The Guptas, the “spy tape” saga and now the constitutional court’s Nkandla ruling are all blows that President Jacob Zuma is trying to deflect, political expert Daniel Silke said on Thursday.
“The nature of the constitutional court judgment, the language used, the gravitas of the court itself, would suggest that President Zuma has received yet another body blow. It’s a little bit like a heavyweight boxer in a sense,” Silke said.
“He is being pummelled and pummelled severely as a result of this judgment into a corner and I think, severely damaged.”
He believed the ruling on Thursday was the most damning of all the accusations against Zuma.

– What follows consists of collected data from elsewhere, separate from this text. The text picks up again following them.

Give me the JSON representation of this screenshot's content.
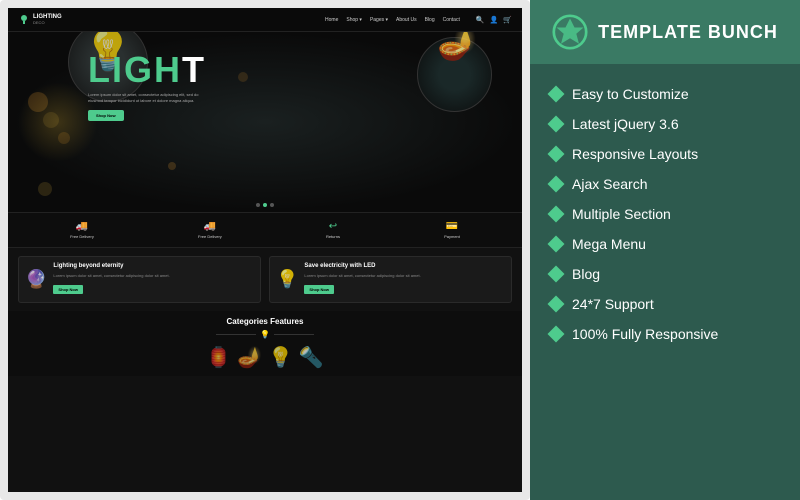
{
  "left": {
    "nav": {
      "logo_text": "LIGHTING",
      "logo_sub": "DECO",
      "links": [
        "Home",
        "Shop ▾",
        "Pages ▾",
        "About Us",
        "Blog",
        "Contact"
      ]
    },
    "hero": {
      "main_text_part1": "LIGH",
      "main_text_part2": "T",
      "subtitle": "Lorem ipsum dolor sit amet, consectetur adipiscing elit, sed do eiusmod tempor incididunt ut labore et dolore magna aliqua.",
      "button": "Shop Now",
      "dots": 3
    },
    "services": [
      {
        "icon": "🚚",
        "label": "Free Delivery"
      },
      {
        "icon": "🚚",
        "label": "Free Delivery"
      },
      {
        "icon": "↩",
        "label": "Returns"
      },
      {
        "icon": "💳",
        "label": "Payment"
      }
    ],
    "products": [
      {
        "title": "Lighting beyond eternity",
        "desc": "Lorem ipsum dolor sit amet, consectetur adipiscing dolor sit amet.",
        "btn": "Shop Now"
      },
      {
        "title": "Save electricity with LED",
        "desc": "Lorem ipsum dolor sit amet, consectetur adipiscing dolor sit amet.",
        "btn": "Shop Now"
      }
    ],
    "categories": {
      "title": "Categories Features"
    }
  },
  "right": {
    "brand": "TEMPLATE BUNCH",
    "features": [
      "Easy to Customize",
      "Latest jQuery 3.6",
      "Responsive Layouts",
      "Ajax Search",
      "Multiple Section",
      "Mega Menu",
      "Blog",
      "24*7 Support",
      "100% Fully Responsive"
    ]
  }
}
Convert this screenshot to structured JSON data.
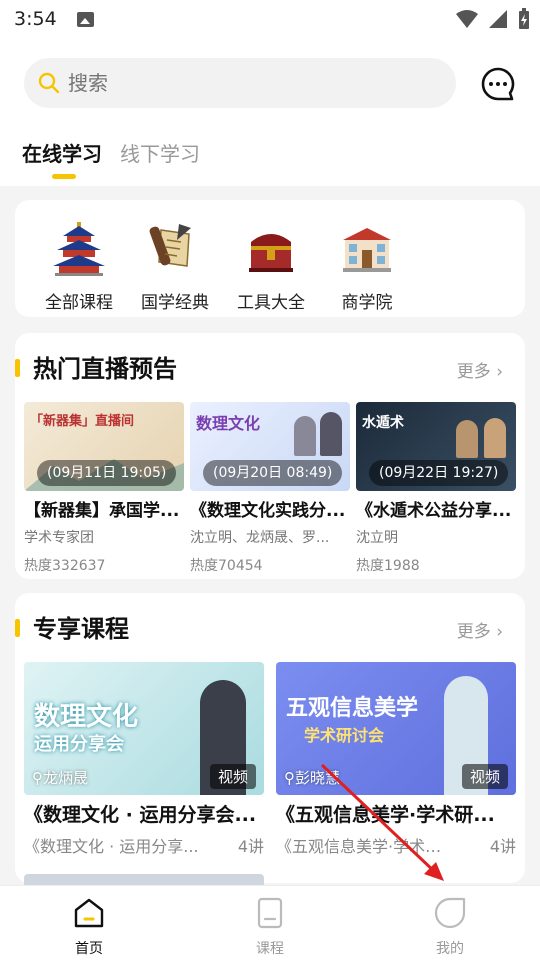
{
  "status_bar": {
    "time": "3:54"
  },
  "search": {
    "placeholder": "搜索"
  },
  "tabs": [
    {
      "label": "在线学习",
      "active": true
    },
    {
      "label": "线下学习",
      "active": false
    }
  ],
  "categories": [
    {
      "label": "全部课程",
      "icon": "temple-icon"
    },
    {
      "label": "国学经典",
      "icon": "scroll-icon"
    },
    {
      "label": "工具大全",
      "icon": "treasure-chest-icon"
    },
    {
      "label": "商学院",
      "icon": "school-building-icon"
    }
  ],
  "live_section": {
    "title": "热门直播预告",
    "more": "更多",
    "items": [
      {
        "time": "(09月11日 19:05)",
        "title": "【新器集】承国学...",
        "host": "学术专家团",
        "heat": "热度332637",
        "banner": "「新器集」直播间"
      },
      {
        "time": "(09月20日 08:49)",
        "title": "《数理文化实践分...",
        "host": "沈立明、龙炳晟、罗...",
        "heat": "热度70454",
        "banner": "数理文化"
      },
      {
        "time": "(09月22日 19:27)",
        "title": "《水遁术公益分享...",
        "host": "沈立明",
        "heat": "热度1988",
        "banner": "水遁术"
      }
    ]
  },
  "exclusive_section": {
    "title": "专享课程",
    "more": "更多",
    "items": [
      {
        "banner_line1": "数理文化",
        "banner_line2": "运用分享会",
        "author": "龙炳晟",
        "badge": "视频",
        "title": "《数理文化 · 运用分享会...",
        "desc": "《数理文化 · 运用分享...",
        "lessons": "4讲"
      },
      {
        "banner_line1": "五观信息美学",
        "banner_line2": "学术研讨会",
        "author": "彭晓慧",
        "badge": "视频",
        "title": "《五观信息美学·学术研...",
        "desc": "《五观信息美学·学术研...",
        "lessons": "4讲"
      }
    ]
  },
  "bottom_nav": [
    {
      "label": "首页",
      "active": true
    },
    {
      "label": "课程",
      "active": false
    },
    {
      "label": "我的",
      "active": false
    }
  ],
  "colors": {
    "accent": "#f7c500",
    "arrow": "#e02020"
  }
}
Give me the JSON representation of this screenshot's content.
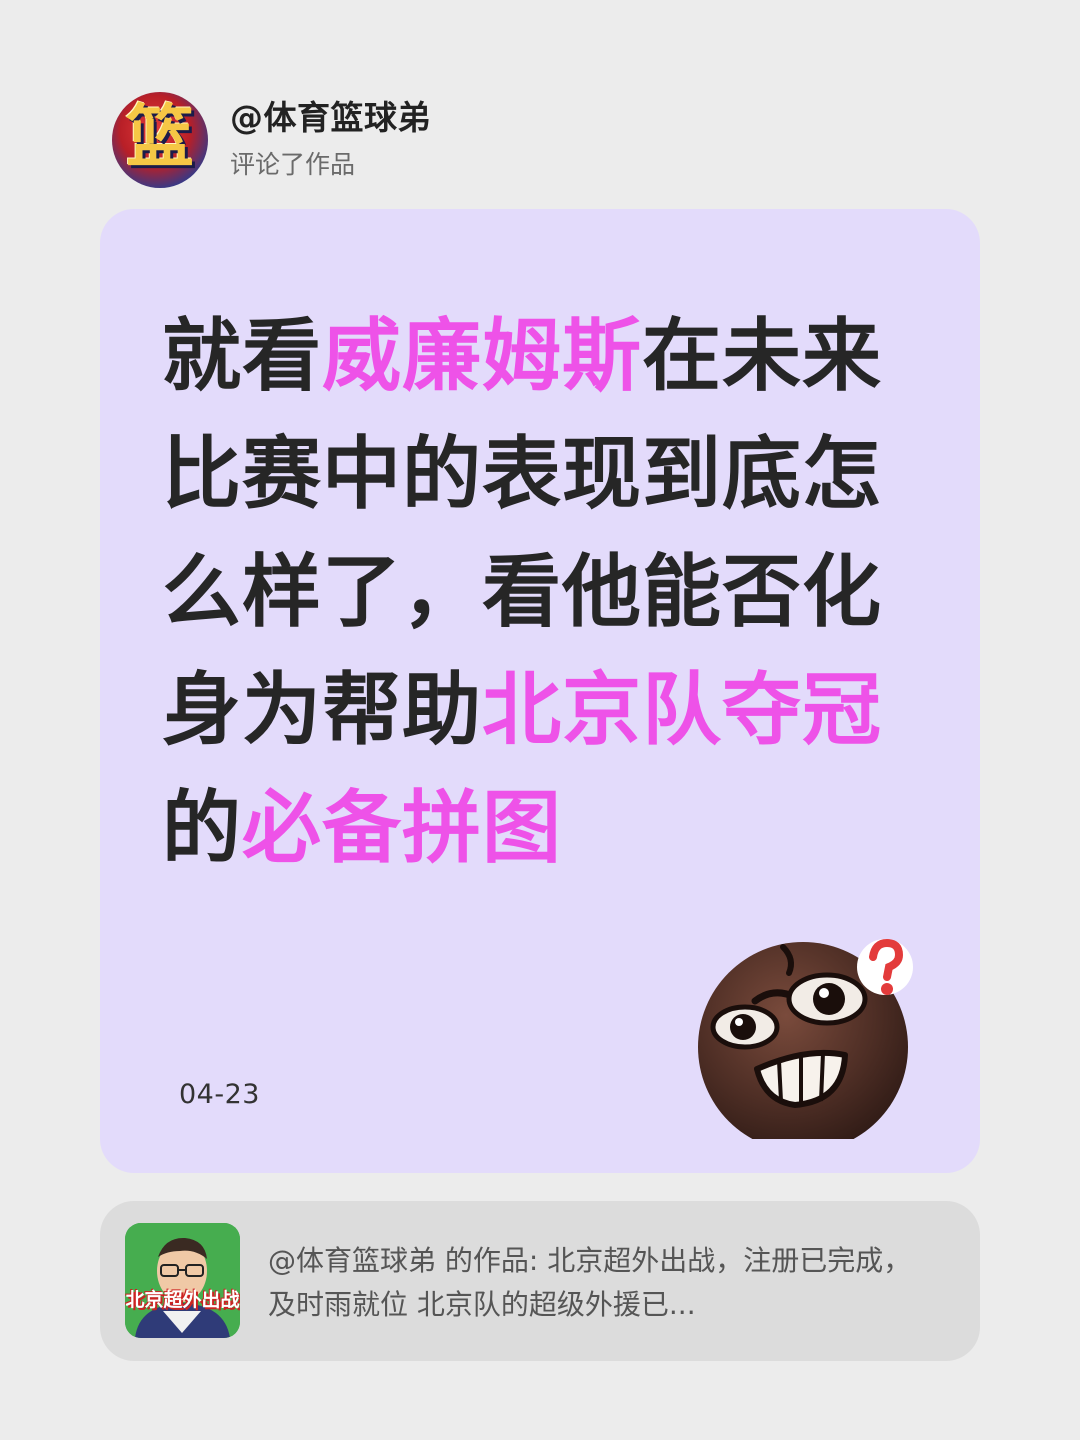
{
  "header": {
    "avatar_glyph": "篮",
    "username": "@体育篮球弟",
    "action": "评论了作品"
  },
  "comment": {
    "segments": [
      {
        "text": "就看",
        "highlight": false
      },
      {
        "text": "威廉姆斯",
        "highlight": true
      },
      {
        "text": "在未来比赛中的表现到底怎么样了，看他能否化身为帮助",
        "highlight": false
      },
      {
        "text": "北京队夺冠",
        "highlight": true
      },
      {
        "text": "的",
        "highlight": false
      },
      {
        "text": "必备拼图",
        "highlight": true
      }
    ],
    "date": "04-23",
    "emoji": "thinking-question-emoji"
  },
  "source": {
    "thumbnail_caption": "北京超外出战",
    "text": "@体育篮球弟 的作品: 北京超外出战，注册已完成，及时雨就位 北京队的超级外援已..."
  },
  "colors": {
    "background": "#ececec",
    "card": "#e3dbfb",
    "highlight": "#ee52e8",
    "source_card": "#dcdcdc"
  }
}
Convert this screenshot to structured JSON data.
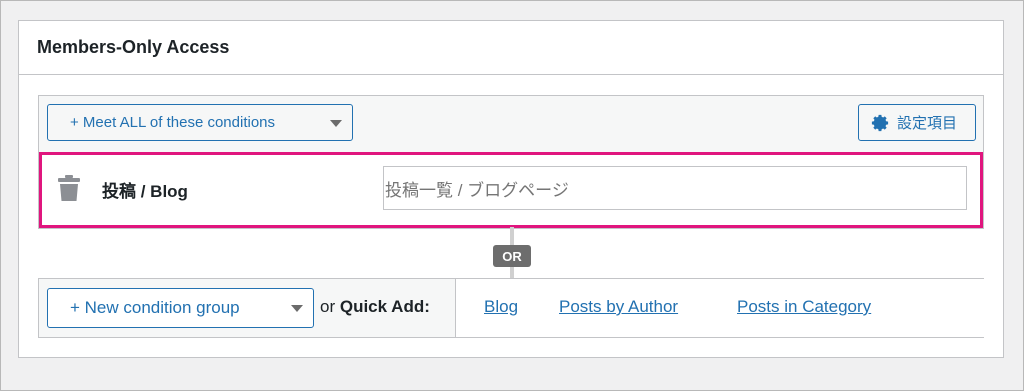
{
  "postbox": {
    "title": "Members-Only Access"
  },
  "group": {
    "meet_button_label": "+ Meet ALL of these conditions",
    "settings_button_label": "設定項目",
    "rule": {
      "label": "投稿 / Blog",
      "value": "投稿一覧 / ブログページ"
    }
  },
  "or_label": "OR",
  "add": {
    "new_group_label": "+ New condition group",
    "quick_add_prefix": "or",
    "quick_add_label": "Quick Add:",
    "links": [
      "Blog",
      "Posts by Author",
      "Posts in Category"
    ]
  },
  "colors": {
    "accent": "#2271b1",
    "highlight_border": "#e0157e",
    "or_badge": "#6d6d6d"
  },
  "icons": [
    "gear-icon",
    "trash-icon",
    "chevron-down-icon"
  ]
}
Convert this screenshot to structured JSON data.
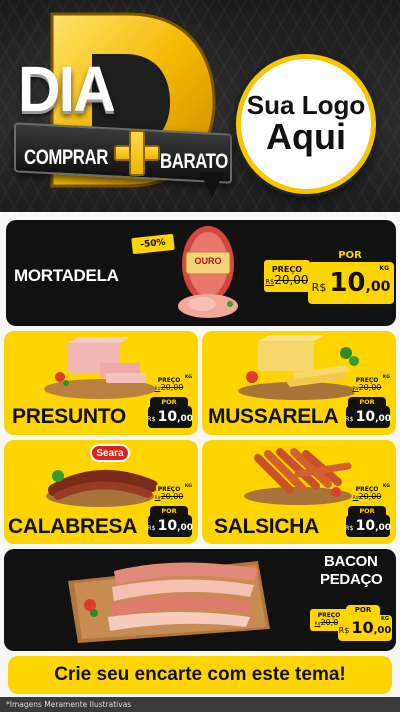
{
  "header": {
    "brand_big": "DIA",
    "brand_d": "D",
    "slogan_left": "COMPRAR",
    "slogan_right": "BARATO",
    "logo_line1": "Sua Logo",
    "logo_line2": "Aqui"
  },
  "colors": {
    "yellow": "#ffd500",
    "black": "#111111",
    "white": "#ffffff"
  },
  "featured": {
    "name": "MORTADELA",
    "brand_label": "OURO",
    "discount": "-50%",
    "preco_label": "PREÇO",
    "old_price": "20,00",
    "old_currency": "R$",
    "por_label": "POR",
    "currency": "R$",
    "price_int": "10",
    "price_dec": ",00",
    "unit": "KG"
  },
  "products": [
    {
      "name": "PRESUNTO",
      "preco_label": "PREÇO",
      "old_currency": "R$",
      "old_price": "20,00",
      "por_label": "POR",
      "currency": "R$",
      "price_int": "10",
      "price_dec": ",00",
      "unit": "KG"
    },
    {
      "name": "MUSSARELA",
      "preco_label": "PREÇO",
      "old_currency": "R$",
      "old_price": "20,00",
      "por_label": "POR",
      "currency": "R$",
      "price_int": "10",
      "price_dec": ",00",
      "unit": "KG"
    },
    {
      "name": "CALABRESA",
      "brand_label": "Seara",
      "preco_label": "PREÇO",
      "old_currency": "R$",
      "old_price": "20,00",
      "por_label": "POR",
      "currency": "R$",
      "price_int": "10",
      "price_dec": ",00",
      "unit": "KG"
    },
    {
      "name": "SALSICHA",
      "preco_label": "PREÇO",
      "old_currency": "R$",
      "old_price": "20,00",
      "por_label": "POR",
      "currency": "R$",
      "price_int": "10",
      "price_dec": ",00",
      "unit": "KG"
    }
  ],
  "bacon": {
    "name_line1": "BACON",
    "name_line2": "PEDAÇO",
    "preco_label": "PREÇO",
    "old_currency": "R$",
    "old_price": "20,00",
    "por_label": "POR",
    "currency": "R$",
    "price_int": "10",
    "price_dec": ",00",
    "unit": "KG"
  },
  "cta": "Crie seu encarte com este tema!",
  "footer_note": "*Imagens Meramente Ilustrativas"
}
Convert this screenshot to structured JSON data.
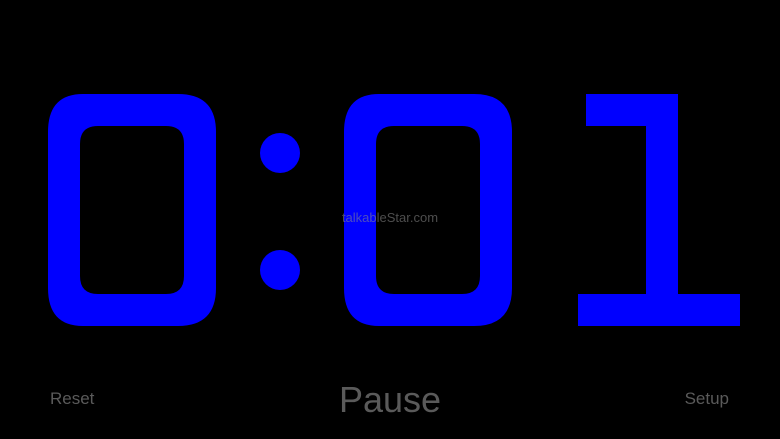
{
  "timer": {
    "display": "0:01",
    "minutes": "0",
    "separator": ":",
    "seconds_tens": "0",
    "seconds_ones": "1",
    "color": "#0000ff"
  },
  "watermark": {
    "text": "talkableStar.com"
  },
  "controls": {
    "reset_label": "Reset",
    "pause_label": "Pause",
    "setup_label": "Setup",
    "text_color": "#5a5a5a"
  },
  "background_color": "#000000"
}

“His ability to make critical decisions, perhaps his ability even to reshuffle his own cabinet, I think, is now seriously in question.”
Silke said the court had thrown down the gauntlet to the ANC and it was no longer just about Zuma paying back the money.
The party would have to look at Zuma’s office going forward and whether they wanted him as head of state through local government elections, towards the elective conference next year, and into the 2019 national elections.
“It becomes a very complex and uncomfortable position for the ANC going forward and President Zuma’s own power base is rapidly being eroded as a result of this judgment.”
The party, in a sense, was all about collective decision making and continuity, and the last thing it wanted was to show weakness or for Zuma’s fate to be determined by opposition parties, Silke said.
He believed it would be “business as usual”, at least on the surface, for the next while.
“This is all about the ANC trying to find some workable internal mechanism to deal with the issue, to investigate the issue and potentially, to find some sort of fairly safe exit strategy for Jacob Zuma going forward.”
He said the need to ring-fence Zuma from further embarrassment, legal or otherwise, probably also had to be ironed out.